The Pelikan M120 is an interesting little pen, for lots of reasons, it’s also a pen I’m rather fond of and both of those reasons seem like as good a reason as any to review it.

As is the case with a lot of my pens, I bought this one second hand, although it had only been used a couple of times and still had it’s box (although this wasn’t the gift box) and paperwork, so I didn’t save loads, I think it cost me about £85 from memory. Retail these sell for around the £130 mark, depending on whether you get the gift packaging or not. This is quite expensive for a steel nib acrylic pen, there’s not much getting away from that, however I think it has enough good points to ultimately be worth it. Am I going to be suggesting this pen is a bargain any time soon? No, probably not, but I do think it does a good job of justifying it’s price tag with lots of nice little features.

To steal some film terminology ,this is definitely a ‘based on’ not ‘inspired by’ recreation of the Pelikan 120, it’s not 100% identical to the original, but it is very close, apart from the colour difference you’d be hard pressed to tell which is which. Personally I like that Pelikan decided to stay true to their original design, although saying that there are pens that are more ‘inspired by’ which I also like (like the Parker Centennial). Unsurprisingly the whole look of this pen is very vintage (or maybe more retro), either way it does a good job of not straying into old fashioned whilst still having some nice nods to Pelikan’s heritage. Personally I’m a big fan of the looks of this pen, especially the colour, which is a really nice shade of blue that I haven’t seen very often in pens, it’s unusual, but not too in your face. I think a part of the reason I love the looks of this pen so much is it’s resemblance to another piece of 50s/60s design. That piece of design would be the Bluebird-Proteus CN7, the car that Donald Campbell set the land speed record in back in 1964 at 403.10mph. I remember seeing this car at the National Motor Museum in Beaulieu when I was little and being totally in awe of it, which is perhaps why I’m such a fan of a pen that bears such a definite resemblance to it.

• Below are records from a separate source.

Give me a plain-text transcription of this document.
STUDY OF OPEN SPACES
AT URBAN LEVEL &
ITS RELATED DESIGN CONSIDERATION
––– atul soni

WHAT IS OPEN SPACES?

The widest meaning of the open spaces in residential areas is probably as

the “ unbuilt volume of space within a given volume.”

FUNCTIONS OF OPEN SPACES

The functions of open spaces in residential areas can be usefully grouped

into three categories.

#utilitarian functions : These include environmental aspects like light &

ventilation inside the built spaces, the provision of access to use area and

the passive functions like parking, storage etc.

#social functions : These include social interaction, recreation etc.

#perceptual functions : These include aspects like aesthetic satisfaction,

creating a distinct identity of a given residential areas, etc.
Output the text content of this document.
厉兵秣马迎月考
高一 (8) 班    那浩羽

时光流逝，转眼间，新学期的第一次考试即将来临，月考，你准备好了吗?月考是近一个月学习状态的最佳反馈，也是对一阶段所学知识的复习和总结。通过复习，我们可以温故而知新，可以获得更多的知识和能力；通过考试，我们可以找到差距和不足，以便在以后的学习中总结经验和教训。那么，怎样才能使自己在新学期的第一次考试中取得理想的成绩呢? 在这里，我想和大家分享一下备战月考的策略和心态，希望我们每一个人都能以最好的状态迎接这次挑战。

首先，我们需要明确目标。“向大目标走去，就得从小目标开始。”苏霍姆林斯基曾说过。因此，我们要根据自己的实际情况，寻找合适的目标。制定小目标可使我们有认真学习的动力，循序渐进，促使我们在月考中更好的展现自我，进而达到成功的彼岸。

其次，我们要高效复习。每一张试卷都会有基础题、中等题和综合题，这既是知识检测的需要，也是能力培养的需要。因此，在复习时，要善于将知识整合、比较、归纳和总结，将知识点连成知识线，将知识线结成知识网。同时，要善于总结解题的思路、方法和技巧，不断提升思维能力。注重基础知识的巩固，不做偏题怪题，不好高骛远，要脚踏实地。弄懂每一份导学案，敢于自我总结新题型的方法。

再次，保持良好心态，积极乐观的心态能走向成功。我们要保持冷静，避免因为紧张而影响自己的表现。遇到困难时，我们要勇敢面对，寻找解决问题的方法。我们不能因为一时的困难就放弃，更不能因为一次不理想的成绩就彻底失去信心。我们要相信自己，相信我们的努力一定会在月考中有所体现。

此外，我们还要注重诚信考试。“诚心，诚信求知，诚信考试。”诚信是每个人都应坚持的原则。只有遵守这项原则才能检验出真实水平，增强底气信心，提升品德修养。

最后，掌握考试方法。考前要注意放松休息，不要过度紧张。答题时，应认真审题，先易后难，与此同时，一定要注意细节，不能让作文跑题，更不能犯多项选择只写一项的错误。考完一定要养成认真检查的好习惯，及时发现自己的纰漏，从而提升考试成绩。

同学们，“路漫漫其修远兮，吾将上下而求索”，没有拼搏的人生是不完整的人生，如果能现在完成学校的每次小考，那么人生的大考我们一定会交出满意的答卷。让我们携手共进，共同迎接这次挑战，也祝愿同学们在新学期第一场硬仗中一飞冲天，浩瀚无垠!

Do you see the resemblance?
Photo Credit: Paul Hermans, via Wikimedia Commons

In the hand I really like this pen, it’s roughly the same size as an M200, which is a size that really works for me, in fact it’s pretty close to perfect. It’s also light, I find this a very precise pen you can put it exactly where you want it and it’s not going to try and fight you or run away from you. I think the fine nib also helps with this ‘precise’ feel. Personally I don’t associate weight and quality and as such this doesn’t feel like anything other than a well put together pen. Some people might find the M120 a bit small and light, personally I don’t find that, but it’s worth mentioning. The filling system is Pelikan’s tried and tested piston filling system, it works superbly, is effortlessly smooth and allows for a good fill of ink. Plus with the screw-in nib unit it’s easy to unscrew the nib and lubricate the piston when needed. As is common with Pelikans there is an ink window, which allows for a good view of how long you’ve got before your next trip to the ink bottle.

Despite the ‘EF’ this is no Extra-Fine

The nib is a stainless steel extra fine, I don’t really like extra fines, and I only bought this with one because it was second hand and the seller assured me it wrote more like a fine or medium. They weren’t wrong. As it often the case with Pelikan this nib runs about a size wider than advertised, happily this is what I wanted, but it is worth remembering, especially if you prefer your nibs on the finer side. That caveat aside I really like this nib, it’s smooth, wet and has a really nice little bit of bounce to it, not anything resembling flex, but definitely a ‘cushioning’ feel to it. I often find Pelikan’s nibs can be a bit rigid and uninteresting, so this is a nice pleasant surprise.

So what do I think of the M120 Iconic Blue? Well for me it is a perfectly sized little pen, with an excellent filling system that lets me write for ages. That coupled with a design that I really like and which invokes some happy childhood memories means that as far as I’m concerned Pelikan are on to a winner, albeit quite an expensive one.